Entre os nadadores da seleção, Chierighini é um que dá as melhores entrevistas. Fala com desenvoltura, detalha suas dificuldades e descreve com precisão os seus sentimentos e dificuldades. Se diz afortunado por ter tido a oportunidade de ter experimentado dois mundos tão distintos. Treinar nos Estados Unidos e no principal clube da natação brasileira lhe deram visões distintas de trabalho.
“Nos Estados Unidos, não são sistemáticos como no Brasil. Aqui o planejamento é mais específico, lá é mais geral”. Identifica pontos positivos em ambos e reconhece que foram determinantes no seu sucesso. O sistema de competição e o espírito de equipe na natação universitária americana é algo que ele destaca ainda mais.

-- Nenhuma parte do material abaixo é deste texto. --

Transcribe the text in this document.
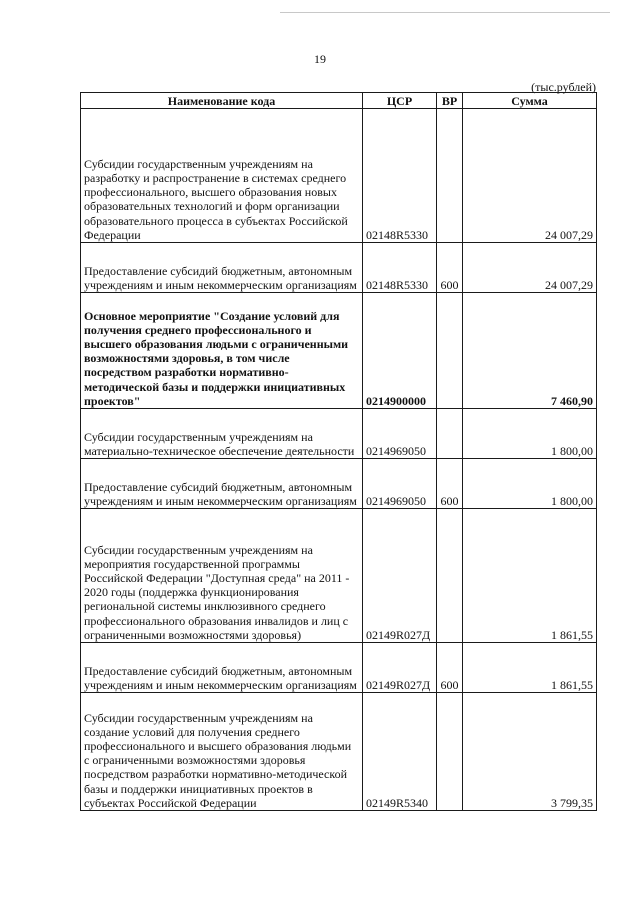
19
(тыс.рублей)
Наименование кода	ЦСР	ВР	Сумма
Субсидии государственным учреждениям на разработку и распространение в системах среднего профессионального, высшего образования новых образовательных технологий и форм организации образовательного процесса в субъектах Российской Федерации	02148R5330		24 007,29
Предоставление субсидий бюджетным, автономным учреждениям и иным некоммерческим организациям	02148R5330	600	24 007,29
Основное мероприятие "Создание условий для получения среднего профессионального и высшего образования людьми с ограниченными возможностями здоровья, в том числе посредством разработки нормативно-методической базы и поддержки инициативных проектов"	0214900000		7 460,90
Субсидии государственным учреждениям на материально-техническое обеспечение деятельности	0214969050		1 800,00
Предоставление субсидий бюджетным, автономным учреждениям и иным некоммерческим организациям	0214969050	600	1 800,00
Субсидии государственным учреждениям на мероприятия государственной программы Российской Федерации "Доступная среда" на 2011 - 2020 годы (поддержка функционирования региональной системы инклюзивного среднего профессионального образования инвалидов и лиц с ограниченными возможностями здоровья)	02149R027Д		1 861,55
Предоставление субсидий бюджетным, автономным учреждениям и иным некоммерческим организациям	02149R027Д	600	1 861,55
Субсидии государственным учреждениям на создание условий для получения среднего профессионального и высшего образования людьми с ограниченными возможностями здоровья посредством разработки нормативно-методической базы и поддержки инициативных проектов в субъектах Российской Федерации	02149R5340		3 799,35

Este espírito de fazer o seu melhor, de se superar, de competir, é algo que os americanos conseguem mais do que qualquer outro país do mundo da natação. Porém, Chierighini identificou que no seu atual momento da carreira está no lugar certo, com a pessoa certa.

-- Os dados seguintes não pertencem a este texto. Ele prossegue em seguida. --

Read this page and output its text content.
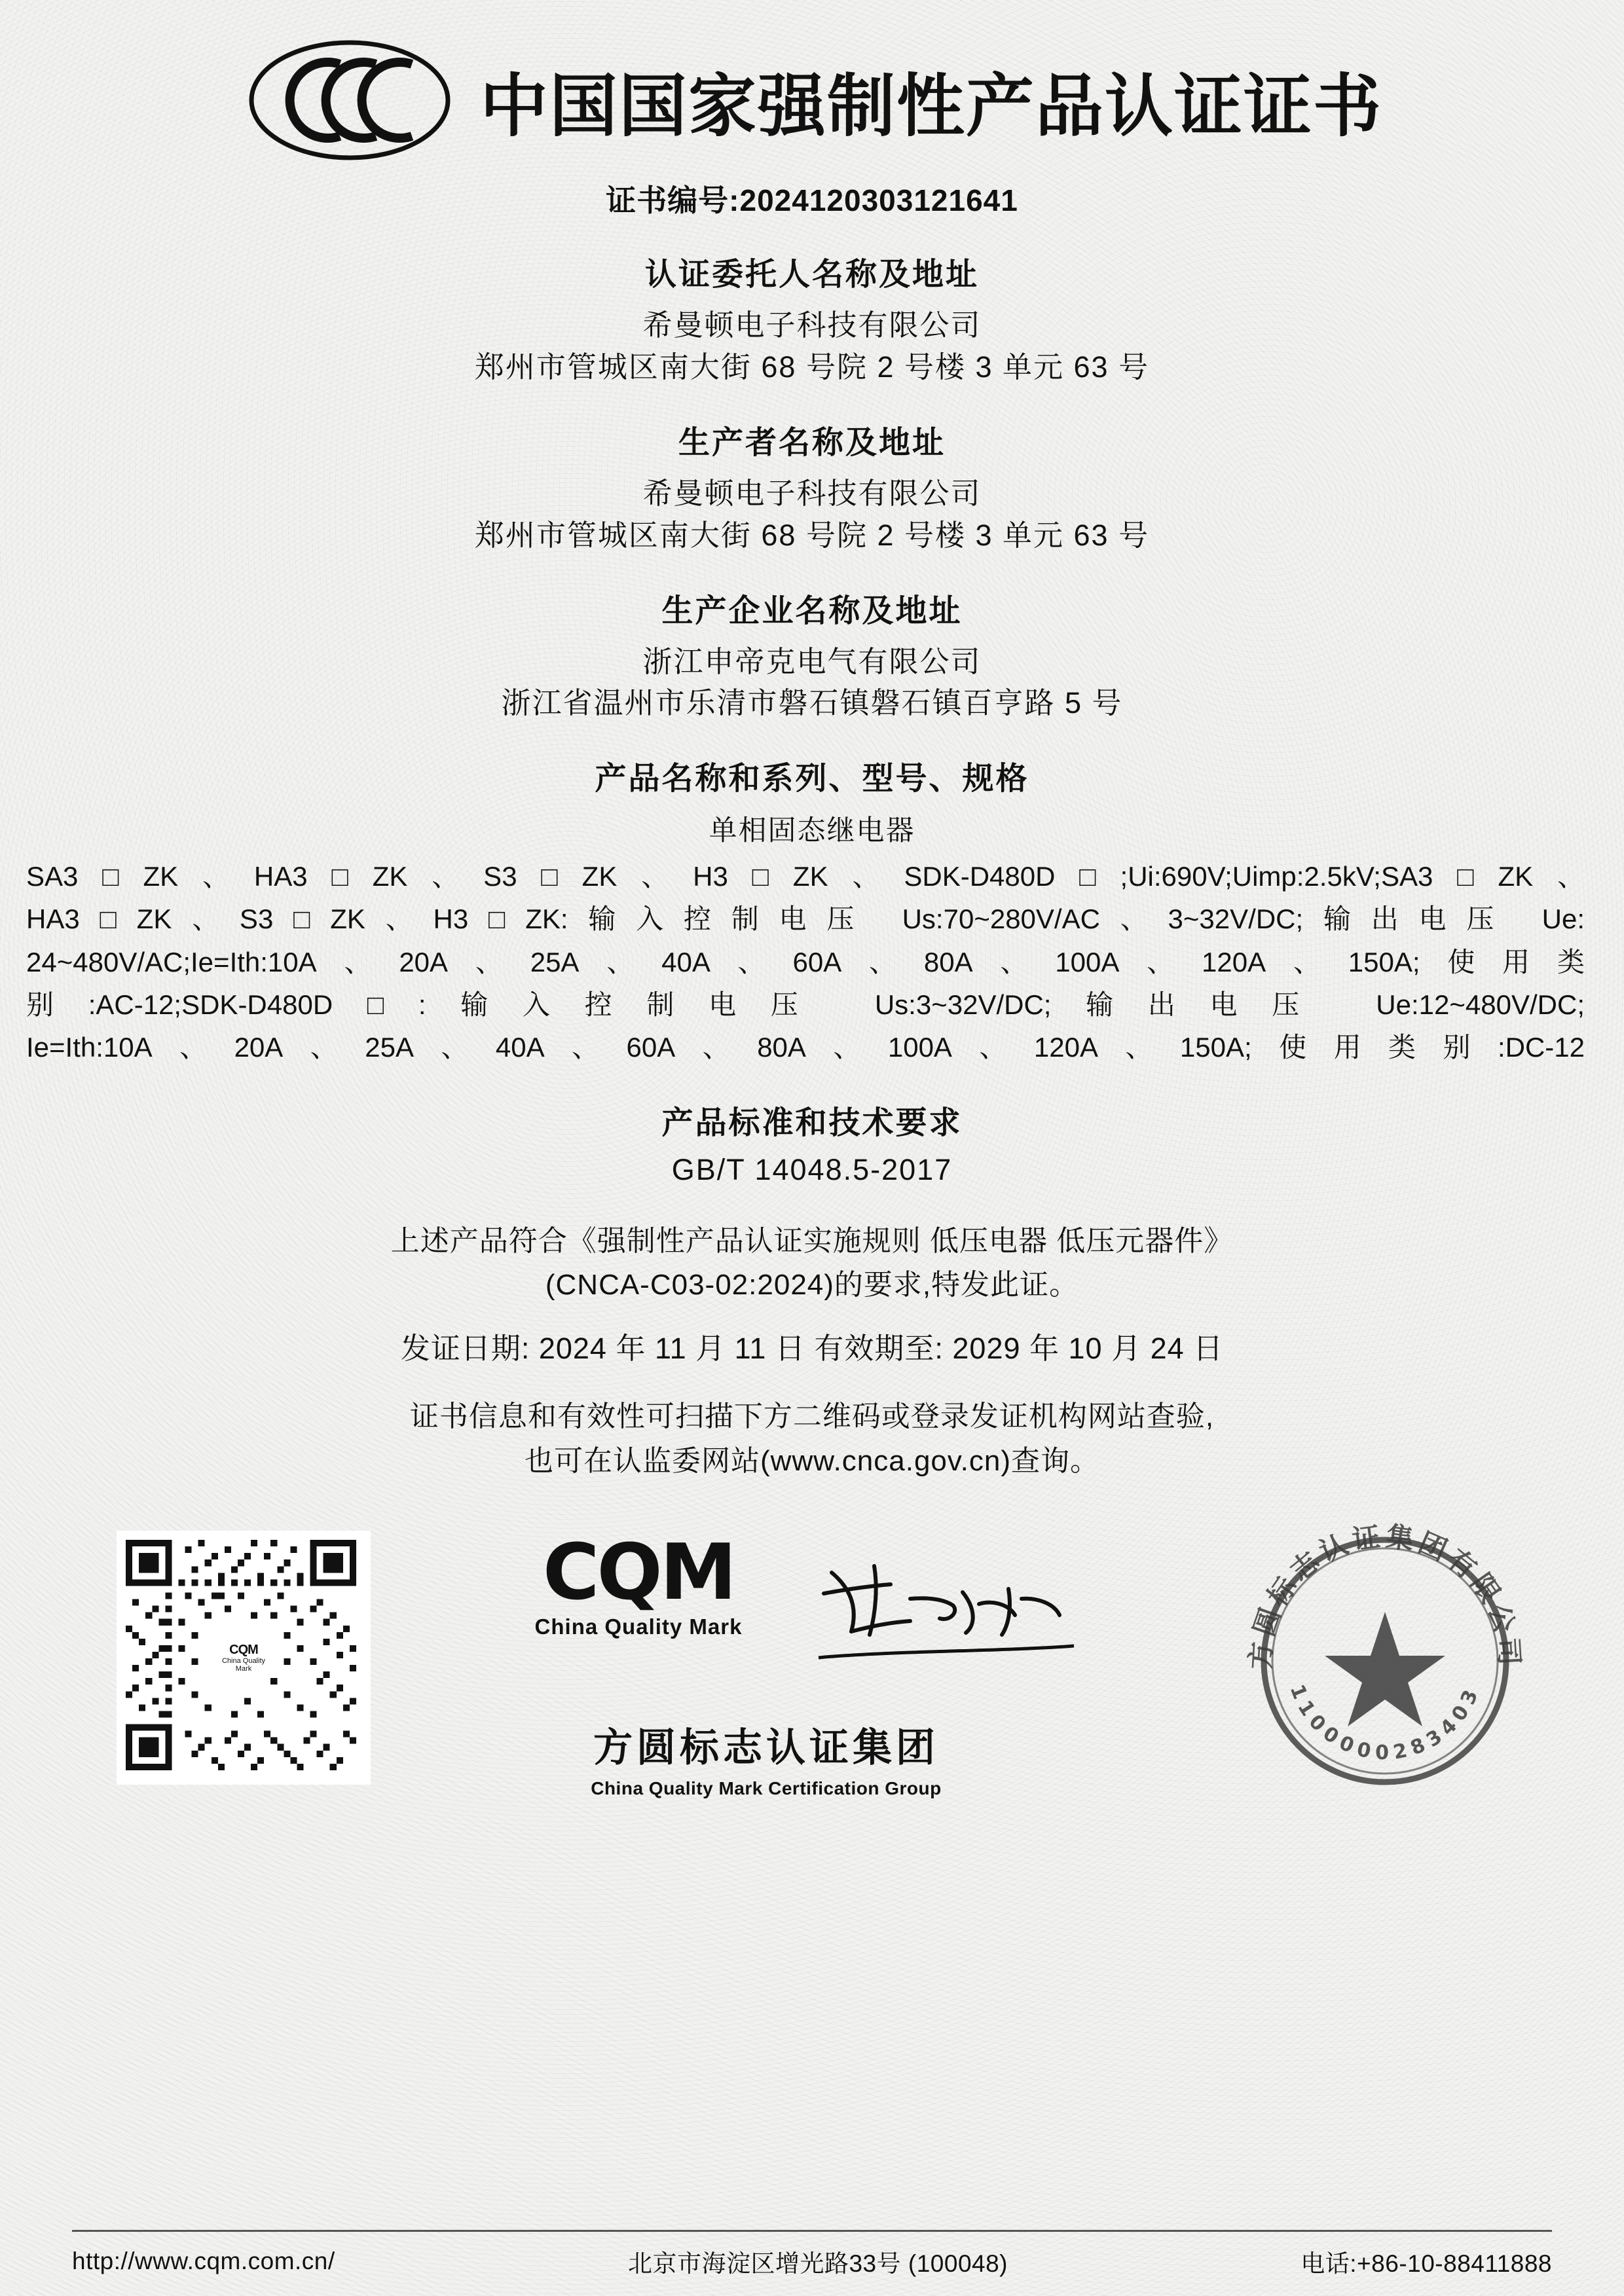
中国国家强制性产品认证证书
证书编号:2024120303121641
认证委托人名称及地址
希曼顿电子科技有限公司
郑州市管城区南大街 68 号院 2 号楼 3 单元 63 号
生产者名称及地址
希曼顿电子科技有限公司
郑州市管城区南大街 68 号院 2 号楼 3 单元 63 号
生产企业名称及地址
浙江申帝克电气有限公司
浙江省温州市乐清市磐石镇磐石镇百亨路 5 号
产品名称和系列、型号、规格
单相固态继电器
SA3□ZK、HA3□ZK、S3□ZK、H3□ZK、SDK-D480D□;Ui:690V;Uimp:2.5kV;SA3□ZK、
HA3□ZK、S3□ZK、H3□ZK:输入控制电压 Us:70~280V/AC、3~32V/DC;输出电压 Ue:
24~480V/AC;Ie=Ith:10A、20A、25A、40A、60A、80A、100A、120A、150A;使用类
别:AC-12;SDK-D480D□:输入控制电压 Us:3~32V/DC;输出电压 Ue:12~480V/DC;
Ie=Ith:10A、20A、25A、40A、60A、80A、100A、120A、150A;使用类别:DC-12
产品标准和技术要求
GB/T 14048.5-2017
上述产品符合《强制性产品认证实施规则 低压电器 低压元器件》
(CNCA-C03-02:2024)的要求,特发此证。
发证日期: 2024 年 11 月 11 日 有效期至: 2029 年 10 月 24 日
证书信息和有效性可扫描下方二维码或登录发证机构网站查验,
也可在认监委网站(www.cnca.gov.cn)查询。
CQM
China Quality Mark
CQM
China Quality Mark
方圆标志认证集团
China Quality Mark Certification Group
方圆标志认证集团有限公司
1100000283403
http://www.cqm.com.cn/	北京市海淀区增光路33号 (100048)	电话:+86-10-88411888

“Por favor, não esquece de mencionar Albertinho” diz ele. Chierighini diz que tem um carinho especial pelo treinador. Foi ele, mais do que ninguém, até muito mais do que ele próprio, acreditou que o 47 viria. “Todos os treinadores foram importantes, todos me ajudaram muito, mas quem me fez acreditar que isso seria possível foi ele”.
Albertinho teve um dos seus melhores resultados como treinador de sua carreira. Pela primeira vez o revezamento 4×100m livre da seleção brasileira treina junto, na mesma piscina, com o mesmo treinador. O mais impressionante de tudo isso, é que foi algo planejado. No início da temporada, Albertinho dividiu isso com seu grupo. Era a missão. E foi cumprida!
Chierighini olha com carinho e muita apreensão o revezamento 4×100m livre do Brasil. Diz que não tem posição de preferência. Já abriu, já nadou meio e até já fechou. “Não interessa, eu amo revezamento, gosto muito”. Foi o revezamento que lhe deu a primeira medalha internacional, as maiores conquistas na natação universitária americana e a única medalha no Mundial de Longa, a prata de Budapeste. Gwangju vai ser o seu quinto Mundial. Depois de seis anos empacado nos 100m livre, Chierighini vai determinado a fazer história. Nunca deixou de acreditar, mas nunca acreditou tanto como agora.
Acredita no seu 100m livre, e acredita ainda mais no nosso revezamento. Ele, junto de Breno Correia, Pedro Spajari e Gabriel Santos cumpriram duas semanas de training camp em Antalya, na Turquia. Lá, sob o comando do treinador Alberitnho, a equipe treinou junto do Energy Standard, o principal clube profissional da natação mundial num centro fantástico que é o Gloria Sports Training Center.
Neste final de semana, Chierighini foi um dos 22 brasileiros que disputaram o Circuito Mare Nostrum de Barcelona. Os olhos e objetivos são para o Mundial e principalmente para os Jogos Olímpicos no próximo ano. Se há uma coisa que ele aprendeu é que quanto mais se melhora, maiores ficam os objetivos. Que seus sonhos (e nossos) se realizem plenamente.